Во всю дорогу они уж больше не говорили. Но на Бронной, расплатившись с извозчиком, он вдруг схватил Ольгу за руку и торопливо сказал:

– Ольга Александровна… Выходите за меня… Я не богат, я слабая особь, но ведь… А там – кто знает…

Но Ольга испугалась.

– Да вы что, Владимир Иванович, – проговорила она, отдёргивая руку, – Серёженька вам друг, а вы…

– Да ведь он и вам друг, Ольга Александровна…

– О чём это вы?..

– Вы слепая, Ольга Александровна… Я понимаю, что это слепота любви, но… Но нельзя же так!

Ольга ушла, думая, что сердится на Туманова. Но когда села писать Аполлинарию Матвеевичу о том, что видела в театре и о том, что Серёженька собирается в Петербург, о Туманове не написала ни слова.

«…Поступок этот, – откликнулся вскоре Аполлинарий Матвеевич, имея в виду переезд Садовского, – лишний раз подтверждает, что твой мерзавец – мерзавец. Помни, что я говорил тебе: ищи человека! А ты нашла орангутанга и побежала за ним. Он ещё не говорил тебе о Еве?.. Пока что вокруг тебя я вижу одних скотов. Точно ты их нарочно, голубушка, подбираешь. Впрочем, тебе не одной так “везёт”. Да будет тебе известно, что сии извращенцы горазды не только отплясывать нагишом. Не так давно они, или такие же как они, отправляли поздравительные телеграммы в театр военных действий. Адресуя свои поздравления не кому-нибудь, а противнику русского воинства, кладущего главы свои, по обетованию, за веру, царя и Отечество. Из чего напрашивается мне вывод, что ни вера, ни царь, ни Отечество сим затейникам не надобны. В чём-то я даже готов понять их, ибо прошедшая кампания последовала за бессмысленными авантюрами, неприятие которых и выразилось в столь отвратительных формах. Но ведь нужна же мера, нужен такт!

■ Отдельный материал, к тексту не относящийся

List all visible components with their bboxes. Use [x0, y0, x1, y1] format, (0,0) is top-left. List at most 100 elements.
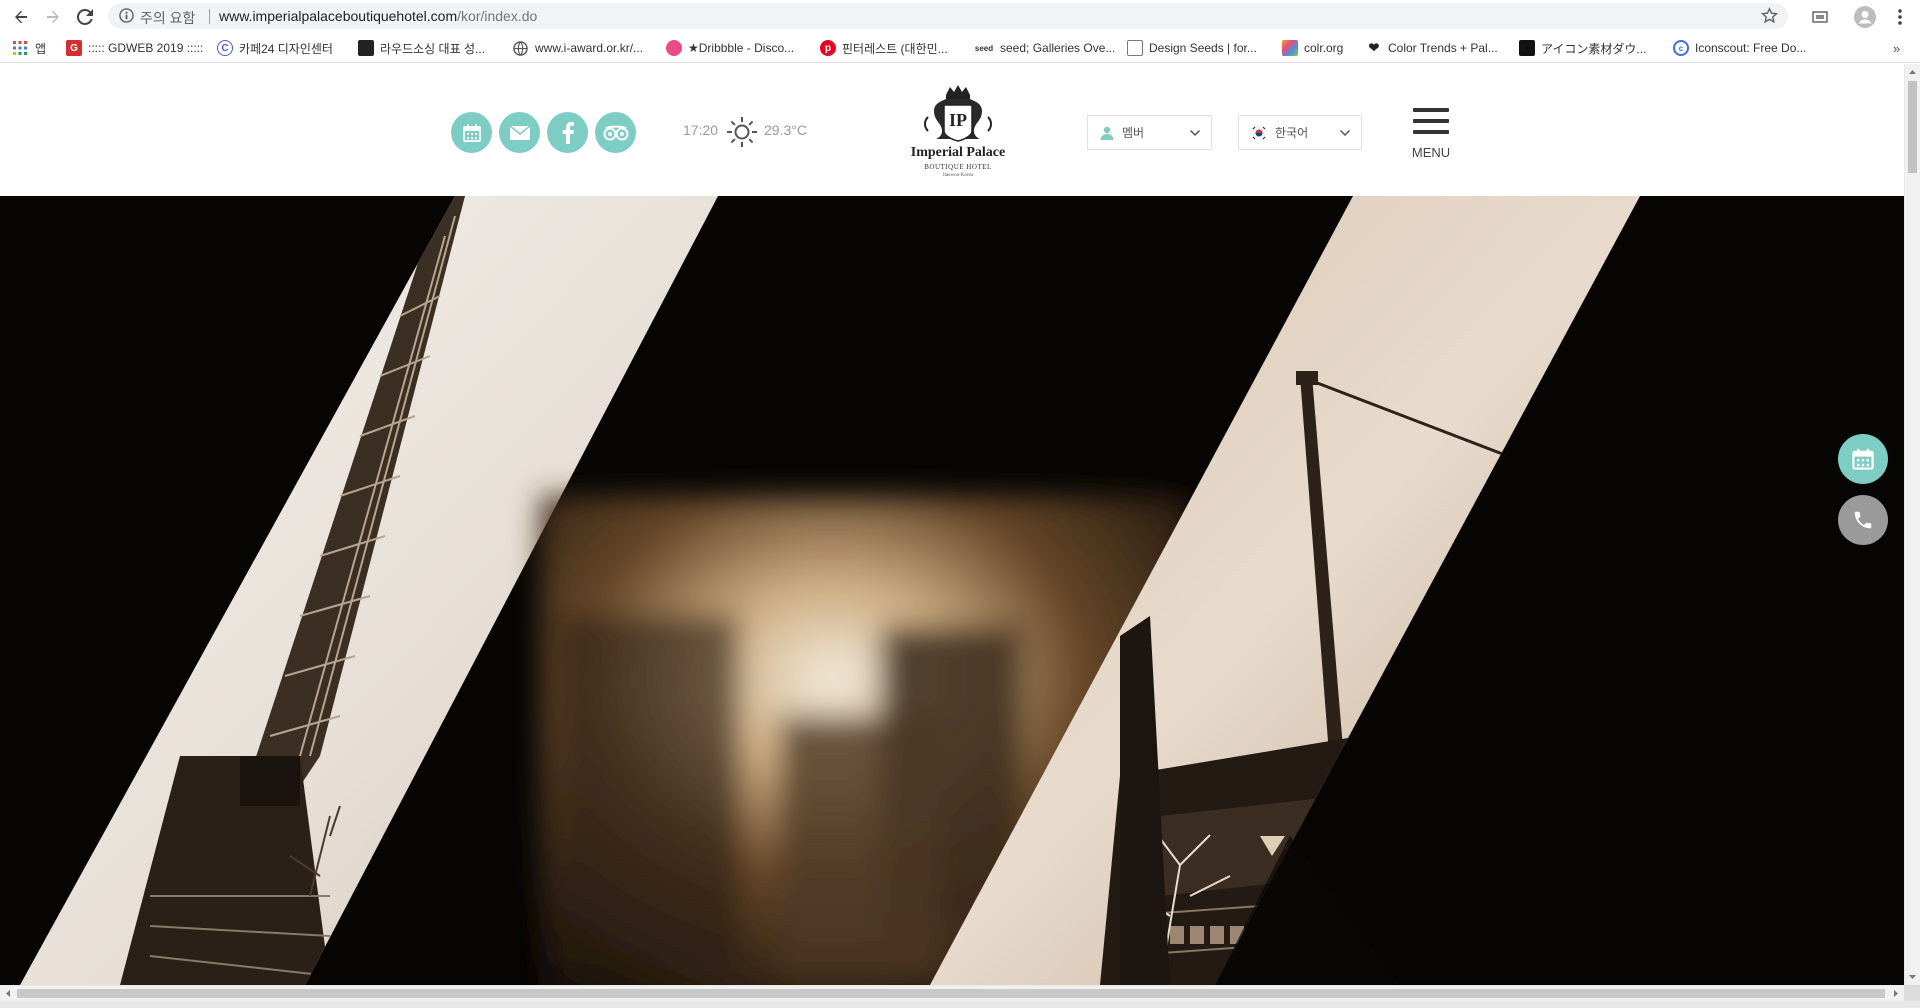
bookmark-i-award[interactable]: www.i-award.or.kr/... — [513, 39, 643, 57]
back-button[interactable] — [9, 5, 33, 29]
address-bar[interactable]: 주의 요함 www.imperialpalaceboutiquehotel.co… — [108, 3, 1788, 29]
bookmark-gdweb[interactable]: G ::::: GDWEB 2019 ::::: — [66, 39, 203, 57]
bookmark-label: Design Seeds | for... — [1149, 41, 1257, 55]
url-text[interactable]: www.imperialpalaceboutiquehotel.com/kor/… — [219, 8, 537, 24]
apps-grid-icon — [13, 41, 27, 55]
tripadvisor-button[interactable] — [595, 112, 636, 153]
menu-label: MENU — [1411, 145, 1451, 160]
bookmark-seed[interactable]: seed seed; Galleries Ove... — [974, 39, 1116, 57]
tripadvisor-icon — [603, 125, 628, 140]
facebook-icon — [562, 121, 574, 144]
profile-button[interactable] — [1853, 5, 1877, 29]
reservation-button[interactable] — [451, 112, 492, 153]
bookmarks-bar: 앱 G ::::: GDWEB 2019 ::::: C 카페24 디자인센터 … — [0, 33, 1920, 63]
bookmark-label: Color Trends + Pal... — [1388, 41, 1498, 55]
hero-image — [0, 196, 1904, 985]
info-icon[interactable] — [119, 8, 134, 28]
vertical-scrollbar[interactable] — [1904, 64, 1920, 985]
local-time: 17:20 — [683, 122, 719, 138]
cafe24-icon: C — [217, 40, 233, 56]
security-warning[interactable]: 주의 요함 — [140, 8, 195, 28]
bookmark-label: 카페24 디자인센터 — [239, 41, 333, 56]
cast-icon — [1812, 11, 1828, 23]
crest-emblem: IP — [924, 85, 992, 142]
window-bottom-edge — [0, 1001, 1920, 1008]
bookmark-label: アイコン素材ダウ... — [1541, 41, 1647, 56]
hotel-logo[interactable]: IP Imperial Palace BOUTIQUE HOTEL Itaewo… — [910, 81, 1006, 181]
omnibox-divider — [209, 9, 210, 24]
browser-menu-button[interactable] — [1888, 5, 1912, 29]
chevron-down-icon — [1339, 129, 1351, 137]
dribbble-icon — [666, 40, 682, 56]
design-seeds-icon — [1127, 40, 1143, 56]
scroll-right-icon[interactable] — [1888, 986, 1903, 1001]
globe-icon — [513, 40, 528, 56]
bookmark-dribbble[interactable]: ★Dribbble - Disco... — [666, 39, 794, 57]
phone-icon — [1854, 511, 1872, 529]
seed-icon: seed — [974, 43, 994, 53]
bookmark-label: 앱 — [35, 41, 47, 56]
gdweb-icon: G — [66, 40, 82, 56]
floating-phone-button[interactable] — [1838, 495, 1888, 545]
bookmark-cafe24[interactable]: C 카페24 디자인센터 — [217, 39, 333, 57]
bookmark-color-trends[interactable]: ❤ Color Trends + Pal... — [1366, 39, 1498, 57]
bookmark-label: colr.org — [1304, 41, 1344, 55]
temperature: 29.3°C — [764, 122, 807, 138]
hero-visual — [0, 196, 1904, 985]
logo-title: Imperial Palace — [910, 145, 1006, 160]
contact-mail-button[interactable] — [499, 112, 540, 153]
language-dropdown[interactable]: 한국어 — [1238, 115, 1362, 150]
logo-subtitle: BOUTIQUE HOTEL — [924, 163, 992, 171]
language-label: 한국어 — [1275, 126, 1309, 140]
forward-button[interactable] — [41, 5, 65, 29]
bookmark-apps[interactable]: 앱 — [13, 39, 46, 57]
kebab-menu-icon — [1898, 9, 1902, 25]
scroll-down-icon[interactable] — [1905, 969, 1920, 984]
bookmark-iconscout[interactable]: c Iconscout: Free Do... — [1673, 39, 1806, 57]
bookmark-pinterest[interactable]: p 핀터레스트 (대한민... — [820, 39, 948, 57]
member-dropdown[interactable]: 멤버 — [1087, 115, 1212, 150]
bookmark-label: 라우드소싱 대표 성... — [380, 41, 485, 56]
mail-icon — [509, 124, 530, 140]
scrollbar-corner — [1904, 985, 1920, 1001]
facebook-button[interactable] — [547, 112, 588, 153]
url-domain: www.imperialpalaceboutiquehotel.com — [219, 8, 458, 24]
bookmark-colr[interactable]: colr.org — [1282, 39, 1343, 57]
browser-toolbar: 주의 요함 www.imperialpalaceboutiquehotel.co… — [0, 0, 1920, 33]
horizontal-scroll-thumb[interactable] — [17, 989, 1885, 998]
sun-icon — [726, 116, 758, 153]
loudsourcing-icon — [358, 40, 374, 56]
bookmark-label: ★Dribbble - Disco... — [688, 41, 795, 55]
arrow-right-icon — [47, 10, 59, 24]
menu-button[interactable]: MENU — [1410, 108, 1452, 160]
bookmark-loudsourcing[interactable]: 라우드소싱 대표 성... — [358, 39, 485, 57]
reload-icon — [77, 9, 93, 25]
member-label: 멤버 — [1122, 126, 1145, 140]
page-viewport: 17:20 29.3°C IP Imperial Palace BOUTIQUE… — [0, 64, 1904, 985]
url-path: /kor/index.do — [457, 8, 538, 24]
bookmark-star-icon[interactable] — [1760, 7, 1779, 29]
scroll-up-icon[interactable] — [1905, 65, 1920, 80]
arrow-left-icon — [15, 10, 27, 24]
bookmark-icon-material[interactable]: アイコン素材ダウ... — [1519, 39, 1646, 57]
scroll-left-icon[interactable] — [1, 986, 16, 1001]
calendar-icon — [462, 124, 481, 142]
cast-button[interactable] — [1808, 5, 1832, 29]
bookmark-label: ::::: GDWEB 2019 ::::: — [88, 41, 204, 55]
horizontal-scrollbar[interactable] — [0, 985, 1904, 1001]
reload-button[interactable] — [73, 5, 97, 29]
bookmark-label: Iconscout: Free Do... — [1695, 41, 1807, 55]
bookmarks-overflow-icon[interactable]: » — [1893, 39, 1900, 57]
heart-icon: ❤ — [1368, 40, 1380, 55]
icon-material-icon — [1519, 40, 1535, 56]
bookmark-label: 핀터레스트 (대한민... — [842, 41, 948, 56]
site-header: 17:20 29.3°C IP Imperial Palace BOUTIQUE… — [0, 64, 1904, 196]
floating-reservation-button[interactable] — [1838, 434, 1888, 484]
vertical-scroll-thumb[interactable] — [1908, 81, 1917, 173]
bookmark-label: www.i-award.or.kr/... — [535, 41, 644, 55]
pinterest-icon: p — [820, 40, 836, 56]
user-icon — [1100, 126, 1114, 140]
korea-flag-icon — [1251, 124, 1267, 141]
avatar-icon — [1854, 6, 1876, 28]
bookmark-design-seeds[interactable]: Design Seeds | for... — [1127, 39, 1257, 57]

А впрочем, хотел бы я видеть их лица, когда Господь пошлёт силу, избавляющую от ненужного. Сила эта будет великая, сила насильственная – насильственно скотов очеловечивающая. И вздрогнут скоты. Но до этого ещё далеко. А пока, если не изберёшь другой судьбы, мыкаться тебе с твоим мерзавцем, дожидаясь, когда же он сам наконец тебя изгонит…»

Ольга, обычно скользившая глазами по отвлечённым рассуждениям Аполлинария Матвеевича, в очередной раз зацепилась глазами за слова «мерзавец», «изгонит» и вздохнула. Как ни странно, но Аполлинарий Матвеевич стал едва ли не единственным собеседником Ольги, с которым она могла быть откровенной и которого не боялась. Ольга уже успела привыкнуть к его тону, к его резким и непонятным подчас словам и была уверена, что это самый умный человек из всех, кого она когда-либо встречала. Друзей у неё не было, да и не могло быть – из дома она выходила нечасто, проводя дни в ожидании Серёженьки, бесконечном наведении порядка и чтении книг, которые время от времени приносили ей Серёженька или Туманов. Иногда Ольга ходила гулять на бульвар или к Патриаршим прудам. А вместе с Серёженькой бывала в Кремле, в Страстном, Донском, Ивановском монастырях, у Иверской и даже на Воробьёвых горах. Москва по-прежнему тревожила Ольгу и, казалось, прятала от неё какую-то тайну.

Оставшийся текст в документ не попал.